It was a mixed Monday for U.S. stock markets. The S&P 500 moved higher by 0.2%, topping the record-high close it set on Friday. The Dow, however, was unable to set a new record. Instead it closed fractionally lower, pulling further away from its new intraday high above 15,000 set on Friday. Among the key sectors, technology stocks and financials led the gainers. Consumer staples companies fared the worst.
Tyson Foods (TSN) fell over 3% after releasing a disappointing earnings report ahead of the opening bell. The company posted profits of 36-cents a share, a full 20% lower than estimates of 45-cents. It also missed considerably on revenues. Tyson is the country's largest meat processor. It blames the miss on high feed prices resulting from last year's drought. It also warns the current quarter doesn't look encouraging, but predicts an improvement in the second half of the year. Prior to today the stock has been up 25% year to date.
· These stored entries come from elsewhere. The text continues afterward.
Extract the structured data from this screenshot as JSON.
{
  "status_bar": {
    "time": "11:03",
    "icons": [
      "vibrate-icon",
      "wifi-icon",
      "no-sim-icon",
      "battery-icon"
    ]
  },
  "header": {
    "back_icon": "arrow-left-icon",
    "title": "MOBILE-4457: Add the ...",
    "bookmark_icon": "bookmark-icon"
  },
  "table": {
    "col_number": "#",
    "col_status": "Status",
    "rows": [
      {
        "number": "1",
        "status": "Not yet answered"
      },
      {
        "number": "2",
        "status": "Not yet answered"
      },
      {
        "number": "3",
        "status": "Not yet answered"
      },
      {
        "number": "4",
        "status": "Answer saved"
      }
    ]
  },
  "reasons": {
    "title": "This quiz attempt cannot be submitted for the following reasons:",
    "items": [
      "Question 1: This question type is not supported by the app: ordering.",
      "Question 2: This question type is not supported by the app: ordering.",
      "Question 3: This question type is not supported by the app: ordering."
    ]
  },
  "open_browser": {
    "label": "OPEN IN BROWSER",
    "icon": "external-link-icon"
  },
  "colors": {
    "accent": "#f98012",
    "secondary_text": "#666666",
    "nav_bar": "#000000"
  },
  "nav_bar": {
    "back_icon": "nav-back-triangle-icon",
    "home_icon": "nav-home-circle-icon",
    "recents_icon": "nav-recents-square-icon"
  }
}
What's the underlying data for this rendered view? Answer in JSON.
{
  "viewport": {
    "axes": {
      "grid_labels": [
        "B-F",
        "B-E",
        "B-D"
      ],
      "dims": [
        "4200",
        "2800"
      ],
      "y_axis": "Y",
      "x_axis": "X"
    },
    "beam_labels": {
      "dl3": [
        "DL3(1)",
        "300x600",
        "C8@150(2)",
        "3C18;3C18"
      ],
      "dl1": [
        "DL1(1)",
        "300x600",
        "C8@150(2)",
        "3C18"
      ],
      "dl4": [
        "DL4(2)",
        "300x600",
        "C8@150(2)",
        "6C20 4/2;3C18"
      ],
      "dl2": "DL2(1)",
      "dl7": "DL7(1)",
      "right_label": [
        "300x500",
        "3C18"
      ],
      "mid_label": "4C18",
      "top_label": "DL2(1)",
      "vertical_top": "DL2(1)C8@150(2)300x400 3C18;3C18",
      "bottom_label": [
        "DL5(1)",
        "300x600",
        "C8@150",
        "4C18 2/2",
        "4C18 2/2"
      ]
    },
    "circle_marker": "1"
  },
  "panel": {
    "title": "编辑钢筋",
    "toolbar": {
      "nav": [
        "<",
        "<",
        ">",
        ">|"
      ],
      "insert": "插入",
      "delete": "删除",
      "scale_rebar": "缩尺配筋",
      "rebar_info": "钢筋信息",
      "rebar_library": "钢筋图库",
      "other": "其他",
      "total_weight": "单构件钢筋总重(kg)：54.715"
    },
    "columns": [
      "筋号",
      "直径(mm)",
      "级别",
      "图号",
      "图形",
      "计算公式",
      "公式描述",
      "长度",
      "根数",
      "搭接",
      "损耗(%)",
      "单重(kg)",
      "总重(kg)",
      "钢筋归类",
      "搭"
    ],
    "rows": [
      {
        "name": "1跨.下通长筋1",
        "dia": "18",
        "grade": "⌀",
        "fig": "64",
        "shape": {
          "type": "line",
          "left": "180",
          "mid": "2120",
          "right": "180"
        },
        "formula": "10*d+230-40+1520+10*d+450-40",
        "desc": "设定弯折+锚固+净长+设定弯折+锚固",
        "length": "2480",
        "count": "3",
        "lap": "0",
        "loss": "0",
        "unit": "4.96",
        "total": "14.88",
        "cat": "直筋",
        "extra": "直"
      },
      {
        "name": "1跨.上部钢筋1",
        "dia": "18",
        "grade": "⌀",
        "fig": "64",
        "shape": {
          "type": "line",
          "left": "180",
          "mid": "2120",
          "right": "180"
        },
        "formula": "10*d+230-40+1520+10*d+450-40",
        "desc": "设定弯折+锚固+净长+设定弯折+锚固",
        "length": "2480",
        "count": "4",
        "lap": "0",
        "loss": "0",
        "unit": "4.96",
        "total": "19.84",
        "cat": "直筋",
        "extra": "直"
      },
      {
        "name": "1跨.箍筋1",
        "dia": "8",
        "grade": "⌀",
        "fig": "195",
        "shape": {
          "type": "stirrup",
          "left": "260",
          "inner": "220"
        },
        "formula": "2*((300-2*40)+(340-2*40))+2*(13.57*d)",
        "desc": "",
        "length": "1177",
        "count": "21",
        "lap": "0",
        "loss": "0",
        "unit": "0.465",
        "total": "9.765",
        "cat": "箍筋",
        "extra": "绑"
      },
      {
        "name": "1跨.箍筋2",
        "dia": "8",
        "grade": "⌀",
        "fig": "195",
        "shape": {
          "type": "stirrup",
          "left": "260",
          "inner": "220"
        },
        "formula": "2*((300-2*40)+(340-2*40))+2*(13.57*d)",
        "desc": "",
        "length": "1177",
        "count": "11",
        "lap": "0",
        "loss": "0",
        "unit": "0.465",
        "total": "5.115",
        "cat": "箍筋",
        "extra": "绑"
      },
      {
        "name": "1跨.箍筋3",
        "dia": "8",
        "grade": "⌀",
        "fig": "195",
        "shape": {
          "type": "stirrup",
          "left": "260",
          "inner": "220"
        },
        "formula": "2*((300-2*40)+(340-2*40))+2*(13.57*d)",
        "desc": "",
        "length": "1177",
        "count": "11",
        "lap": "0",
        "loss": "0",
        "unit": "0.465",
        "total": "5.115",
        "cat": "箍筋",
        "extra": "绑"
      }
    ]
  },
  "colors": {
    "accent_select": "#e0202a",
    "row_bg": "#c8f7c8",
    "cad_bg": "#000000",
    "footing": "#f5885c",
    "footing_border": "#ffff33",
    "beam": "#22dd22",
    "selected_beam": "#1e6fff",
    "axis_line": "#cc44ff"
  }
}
Shares of Warren Buffett's Berkshire Hathaway (BRK-A) (BRK-B) were up more than 1% as the stock resumed trading for the first time since the company reported earnings on Friday afternoon. Berkshire raked in $4.89 billion in profits for the quarter. That's a leap of 51% over the previous year and exceeded expectations. Buffett reiterated at his annual meeting on Saturday that his successor at Berkshire has been selected, though he has yet to reveal who it is.
Apple (AAPL) extended its bounce off the bottom gaining over 2% today. Shares shot up nearly 7% last week and are up nearly 15% over the past two weeks. What's propelling them higher? It could be the company's record-breaking bond issue, designed to return cash to shareholders who've seen the stock tumble from more than $700. Prior to today Apple was still down 20% from a year ago. The company regained the title of "world's largest" by market capitalization last week.
Shares of Facebook (FB) fell nearly 3% in the wake of an article appearing in Barrons. The story says the social network is worth no more than $25 a share, though it had been hovering above $28. Barron's points to the fact that Facebook is trading at 75 times its earnings and that its expenses are up 60%. It also suggests that increasing mobile ad revenue is coming at the expense of desktop dollars.
JPMorgan Chase's (JPM) rose over 1% despite a flurry of headlines about its future. The company's most powerful man, Jamie Dimon, is facing new opposition to his dual role as CEO and Chairman. The advisory firm ISS is backing a proposal to split the jobs. ISS is also calling for shareholders to vote against three current members of the board when ballots are cast later this month. JPMorgan stock is up 14% over the past year.